Lo maté porque estaba seguro de que nadie me veía.

Lo maté porque me despertó. Me había acostado tardísimo y no podía con mi alma. «De un revés, zas, le derribé la cabeza en el suelo.» (Cervantes. Quijote I, 37).

– Un poquito más.

No podía decir que no. Y no puedo sufrir el arroz.

– Si no repite otra vez, creeré que no le gusta.

Yo no tenía ninguna confianza en aquella casa. Y quería conseguir un favor. Ya casi lo tenía en la mano. Pero aquel arroz…

– Un poco más.

– Un poquitín más.

Estaba empachado. Sentí que iba a vomitar. Entonces no tuve más remedio que hacerlo. La pobre señora se quedó con los ojos abiertos, para siempre.
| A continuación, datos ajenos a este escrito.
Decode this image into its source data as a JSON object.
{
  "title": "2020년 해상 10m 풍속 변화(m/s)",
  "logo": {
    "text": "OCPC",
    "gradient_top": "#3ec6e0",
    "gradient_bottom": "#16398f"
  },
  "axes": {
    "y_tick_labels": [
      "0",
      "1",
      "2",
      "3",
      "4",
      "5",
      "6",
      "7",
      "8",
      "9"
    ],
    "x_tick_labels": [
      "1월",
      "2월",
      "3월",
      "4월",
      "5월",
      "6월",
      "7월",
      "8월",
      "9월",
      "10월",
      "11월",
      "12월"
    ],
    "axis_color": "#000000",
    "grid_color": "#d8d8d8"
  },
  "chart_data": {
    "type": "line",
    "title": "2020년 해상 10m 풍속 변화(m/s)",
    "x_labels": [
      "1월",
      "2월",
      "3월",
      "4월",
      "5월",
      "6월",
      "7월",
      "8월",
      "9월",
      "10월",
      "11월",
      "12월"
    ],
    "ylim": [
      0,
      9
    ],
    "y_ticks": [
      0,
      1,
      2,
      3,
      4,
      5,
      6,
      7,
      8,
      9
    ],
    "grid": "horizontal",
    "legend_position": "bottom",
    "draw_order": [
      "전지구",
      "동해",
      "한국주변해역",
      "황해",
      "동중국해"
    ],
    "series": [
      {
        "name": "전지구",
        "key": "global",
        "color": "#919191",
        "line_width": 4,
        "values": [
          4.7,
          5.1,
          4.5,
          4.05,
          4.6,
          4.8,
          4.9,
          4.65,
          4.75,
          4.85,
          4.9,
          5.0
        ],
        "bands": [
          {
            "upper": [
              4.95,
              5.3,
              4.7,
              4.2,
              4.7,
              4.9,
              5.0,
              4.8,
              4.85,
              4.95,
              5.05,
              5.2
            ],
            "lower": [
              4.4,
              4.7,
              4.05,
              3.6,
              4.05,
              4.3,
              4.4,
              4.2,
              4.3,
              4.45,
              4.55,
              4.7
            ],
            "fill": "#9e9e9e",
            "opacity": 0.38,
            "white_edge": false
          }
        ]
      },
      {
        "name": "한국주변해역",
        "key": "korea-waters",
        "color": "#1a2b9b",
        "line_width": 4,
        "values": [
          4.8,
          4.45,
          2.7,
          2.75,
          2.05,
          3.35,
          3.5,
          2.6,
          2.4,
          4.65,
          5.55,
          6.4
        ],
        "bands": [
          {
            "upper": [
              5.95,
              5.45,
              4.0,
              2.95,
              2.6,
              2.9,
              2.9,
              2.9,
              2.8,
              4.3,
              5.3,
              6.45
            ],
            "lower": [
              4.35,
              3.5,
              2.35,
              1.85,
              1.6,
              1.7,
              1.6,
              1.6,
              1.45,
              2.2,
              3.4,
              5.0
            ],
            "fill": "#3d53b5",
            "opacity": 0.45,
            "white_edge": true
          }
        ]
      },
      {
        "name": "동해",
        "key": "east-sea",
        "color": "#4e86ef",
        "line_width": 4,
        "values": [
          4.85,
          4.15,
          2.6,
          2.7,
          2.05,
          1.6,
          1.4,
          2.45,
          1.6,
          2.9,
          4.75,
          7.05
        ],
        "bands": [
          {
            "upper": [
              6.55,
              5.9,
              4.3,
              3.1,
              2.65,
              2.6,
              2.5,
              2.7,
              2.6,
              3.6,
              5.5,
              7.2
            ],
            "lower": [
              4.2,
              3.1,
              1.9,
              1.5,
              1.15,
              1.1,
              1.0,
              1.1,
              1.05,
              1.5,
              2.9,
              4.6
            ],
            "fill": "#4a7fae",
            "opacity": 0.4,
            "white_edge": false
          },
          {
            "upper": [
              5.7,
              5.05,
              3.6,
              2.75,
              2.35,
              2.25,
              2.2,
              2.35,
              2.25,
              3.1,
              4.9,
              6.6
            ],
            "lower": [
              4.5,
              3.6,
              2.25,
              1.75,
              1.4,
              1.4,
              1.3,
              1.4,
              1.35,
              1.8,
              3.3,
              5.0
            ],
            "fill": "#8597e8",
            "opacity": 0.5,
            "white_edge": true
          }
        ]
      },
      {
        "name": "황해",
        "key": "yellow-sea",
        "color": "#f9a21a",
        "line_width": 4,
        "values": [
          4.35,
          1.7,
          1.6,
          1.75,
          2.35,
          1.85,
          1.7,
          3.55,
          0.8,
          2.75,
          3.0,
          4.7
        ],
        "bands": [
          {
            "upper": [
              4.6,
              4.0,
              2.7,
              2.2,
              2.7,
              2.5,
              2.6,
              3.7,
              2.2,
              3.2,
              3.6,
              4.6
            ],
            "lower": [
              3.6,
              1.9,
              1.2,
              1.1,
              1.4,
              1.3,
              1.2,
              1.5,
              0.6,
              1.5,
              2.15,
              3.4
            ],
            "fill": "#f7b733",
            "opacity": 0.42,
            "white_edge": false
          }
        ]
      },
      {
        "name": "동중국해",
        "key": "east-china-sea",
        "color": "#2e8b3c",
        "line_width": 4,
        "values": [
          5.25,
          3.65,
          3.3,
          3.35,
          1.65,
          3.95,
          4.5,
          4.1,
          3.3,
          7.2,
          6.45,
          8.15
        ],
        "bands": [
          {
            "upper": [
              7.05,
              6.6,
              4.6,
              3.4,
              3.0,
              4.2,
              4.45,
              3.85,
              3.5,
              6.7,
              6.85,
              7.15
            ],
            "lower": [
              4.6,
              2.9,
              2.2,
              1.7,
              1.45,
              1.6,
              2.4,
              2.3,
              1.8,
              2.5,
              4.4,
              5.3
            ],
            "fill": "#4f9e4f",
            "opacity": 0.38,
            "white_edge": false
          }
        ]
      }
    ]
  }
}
¿Ustedes no han tenido nunca ganas de asesinar a un vendedor de lotería, cuando se ponen pesados, pegajosos, suplicantes? Yo lo hice en nombre de todos.

Hacía tres años que soñaba con ello: ¡estrenaba traje! Un traje clarito, como yo lo había deseado siempre. Había estado ahorrando, peso a peso, y, por fin, lo tenía. Con sus solapas nuevecitas, su pantalón bien planchado, sus valencianas sin deshilachar… Y aquel tío grande, sordo, asqueroso, quizá sin darse cuenta, dejó caer su colilla y me lo quemó: un agujero horrible, negro, con los bordes color café. Me lo eché con un tenedor. Tardó bastante en morirse.

Lo maté porque, en vez de comer, rumiaba.

No hice más que rozarla. Se revolvió hecha una fiera. ¡Total por un estregón de nada! Y, además, no valía la pena, blandengucha. Quizá por eso se indignó tanto. Yo no lo iba a consentir. Se agolpó la gente. Yo empecé a bofetadas. Si aquel pequeñito cayó bajo un camión que pasaba nada tengo que ver con eso.

Era tan feo el pobre, que cada vez que me lo encontraba, parecía un insulto. Todo tiene su límite.

Estábamos en el borde de la acera, esperando el paso. Los automóviles se seguían a toda marcha, el uno tras el otro, pegados por sus luces. No tuve más que empujar un poquito. Llevábamos doce años de casados. No valía nada.

Tenía un forúnculo muy feo. Con la cabeza gorda, llena de pus. El médico aquel -el mío estaba de vacaciones- me dijo:

– ¡Bah! Eso no es nada. Un apretón y listos. Ni siquiera lo notará.

Le dije que si no quería darme una inyección para mitigar el dolor.

– No vale la pena.

Lo malo es que al lado había un bisturí. Al segundo apretujen se lo clavé. De abajo arriba: según los cánones.

¿Usted no ha matado nunca a nadie por aburrimiento, por no saber qué hacer? Es divertido.

Estaba leyéndole el segundo acto. La escena entre Emilia y Fernando es la mejor: de eso no puede caber ninguna duda, todos los que conocen mi drama están de acuerdo. ¡Aquel imbécil se moría de sueño! No podía con su alma. A pierna suelta, se le iba la morra al pecho, como un badajo. En seguida volvía a levantar los ojos haciendo como que seguía la intriga con gran interés, para volver a transponerse, camino de quedar como un tronco. Para ayudarle lo descabecé de un puñetazo; como dicen que algún Hércules mató bueyes. De pronto me salió de adentro esa fuerza desconocida. Me asombró.

¡Que se declare en huelga ahora!

Lo maté porque me dieron veinte pesos para que lo hiciera.

Aquel actor era tan malo, tan malo que todos pensaban -de esto estoy seguro-: «que lo maten». Pero en el preciso momento en que yo lo deseaba cayó algo desde el telar y lo desnucó. Desde entonces ando con el remordimiento a cuestas de ser el responsable de su muerte.